Elisabeth Bik, who has analysed more than 100,000 papers since 2014 and found apparent image duplication in 4,800, and evidence of other ethical problems in an additional 1,700 [26], makes some suggestions:
• Journals must carry out better quality control, paying image analysts and statistical experts to screen accepted papers before publication.
• Journals need to act much faster when evidence of image manipulation arises.
• We need national and international science integrity organisations that can independently investigate suspected cases of fraud and have some ability to punish the guilty.
• Legitimate criticism of scientific research should receive legal protection. [30, 31] Journals should pay data detectives who find fatal errors or misconduct in published papers, similar to how tech companies pay bounties to computer security experts who find bugs in software.[32]

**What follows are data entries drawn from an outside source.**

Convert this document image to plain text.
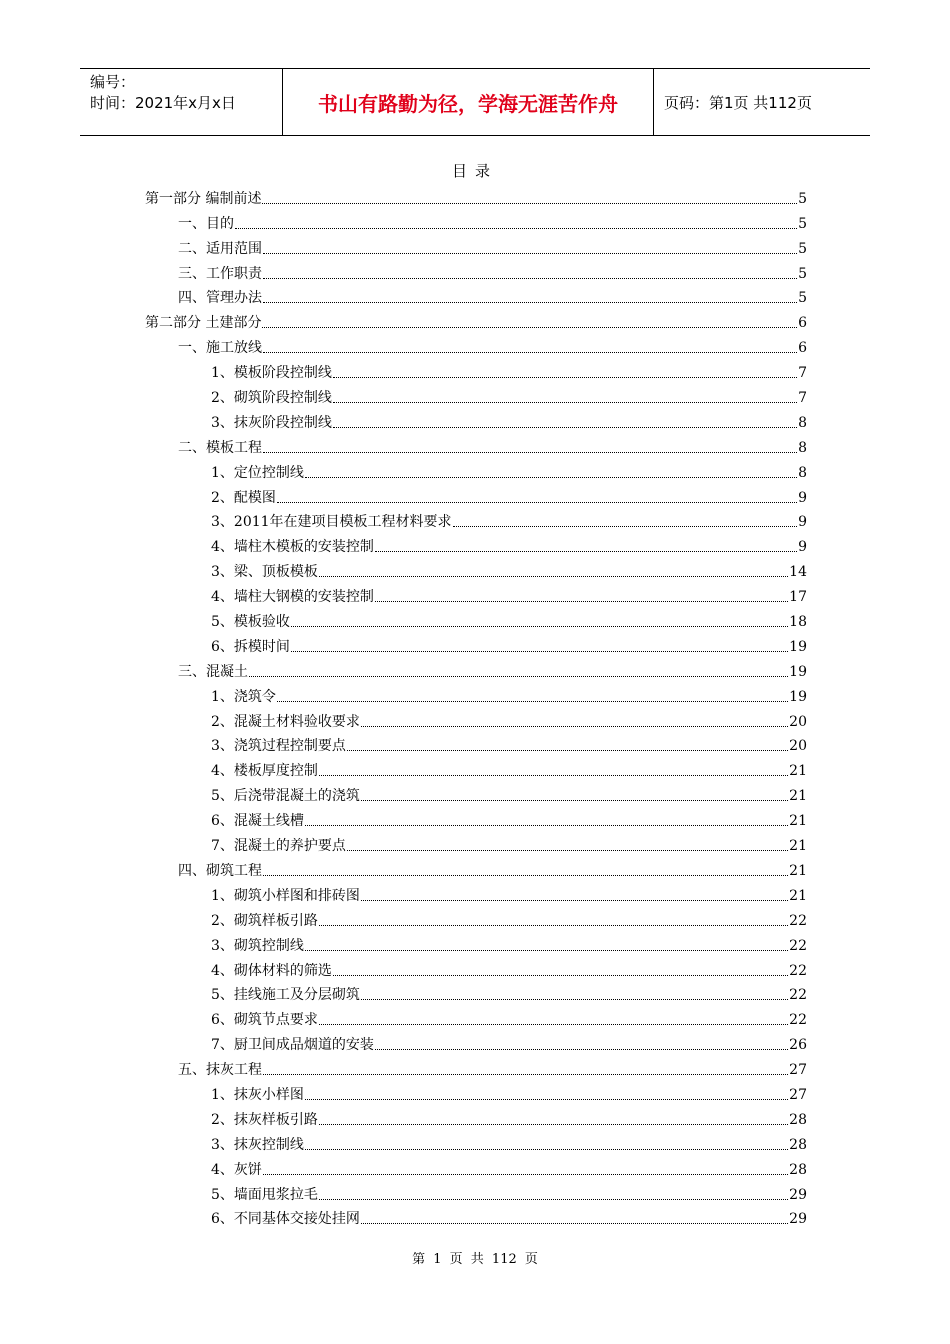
编号：
时间：2021年x月x日	书山有路勤为径，学海无涯苦作舟	页码：第1页 共112页
目录
第一部分 编制前述	5
一、目的	5
二、适用范围	5
三、工作职责	5
四、管理办法	5
第二部分 土建部分	6
一、施工放线	6
1、模板阶段控制线	7
2、砌筑阶段控制线	7
3、抹灰阶段控制线	8
二、模板工程	8
1、定位控制线	8
2、配模图	9
3、2011年在建项目模板工程材料要求	9
4、墙柱木模板的安装控制	9
3、梁、顶板模板	14
4、墙柱大钢模的安装控制	17
5、模板验收	18
6、拆模时间	19
三、混凝土	19
1、浇筑令	19
2、混凝土材料验收要求	20
3、浇筑过程控制要点	20
4、楼板厚度控制	21
5、后浇带混凝土的浇筑	21
6、混凝土线槽	21
7、混凝土的养护要点	21
四、砌筑工程	21
1、砌筑小样图和排砖图	21
2、砌筑样板引路	22
3、砌筑控制线	22
4、砌体材料的筛选	22
5、挂线施工及分层砌筑	22
6、砌筑节点要求	22
7、厨卫间成品烟道的安装	26
五、抹灰工程	27
1、抹灰小样图	27
2、抹灰样板引路	28
3、抹灰控制线	28
4、灰饼	28
5、墙面甩浆拉毛	29
6、不同基体交接处挂网	29
第 1 页 共 112 页
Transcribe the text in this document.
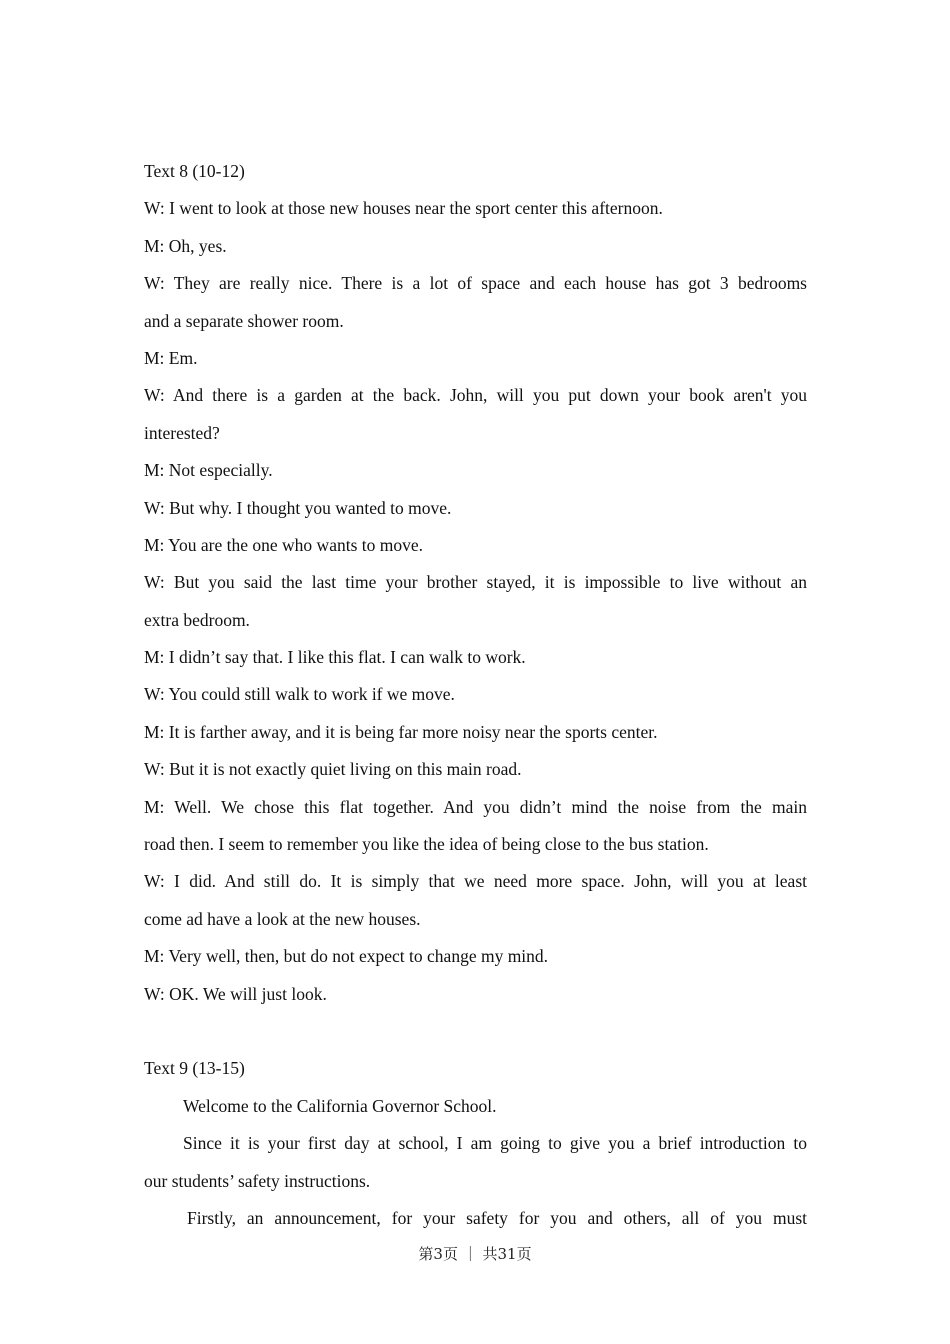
Text 8 (10-12)

W: I went to look at those new houses near the sport center this afternoon.

M: Oh, yes.

W: They are really nice. There is a lot of space and each house has got 3 bedrooms

and a separate shower room.

M: Em.

W: And there is a garden at the back. John, will you put down your book aren't you

interested?

M: Not especially.

W: But why. I thought you wanted to move.

M: You are the one who wants to move.

W: But you said the last time your brother stayed, it is impossible to live without an

extra bedroom.

M: I didn’t say that. I like this flat. I can walk to work.

W: You could still walk to work if we move.

M: It is farther away, and it is being far more noisy near the sports center.

W: But it is not exactly quiet living on this main road.

M: Well. We chose this flat together. And you didn’t mind the noise from the main

road then. I seem to remember you like the idea of being close to the bus station.

W: I did. And still do. It is simply that we need more space. John, will you at least

come ad have a look at the new houses.

M: Very well, then, but do not expect to change my mind.

W: OK. We will just look.

Text 9 (13-15)

Welcome to the California Governor School.

Since it is your first day at school, I am going to give you a brief introduction to

our students’ safety instructions.

Firstly, an announcement, for your safety for you and others, all of you must

第3页 ｜ 共31页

• As it becomes harder to distinguish between fake and real data, science might need to move toward a model based on reproduction, where Ph.D. students earn credits for replicating published studies, while the researchers whose work is reproduced get credit as well.”
PubPeer [33] which has served as a post-publication whistleblowing platform website, could become global, with agreed upon standards that apply to all published research. Reporting any suspicious data of a particular laboratory/ institution on such a website would be mandatory. The date and content of this notification would be accessible to the public. Action on the report would need to be completed by the Institution involved in reasonable time and the process detailed on the website.
The need for scientific research is imperative as humanity faces new challenges such as climate change and more pandemics. But scientific research must be worthy of public trust. When error or fraud is noticed it must be dealt with openly and with reasonable speed. Too much is at stake for it to be otherwise.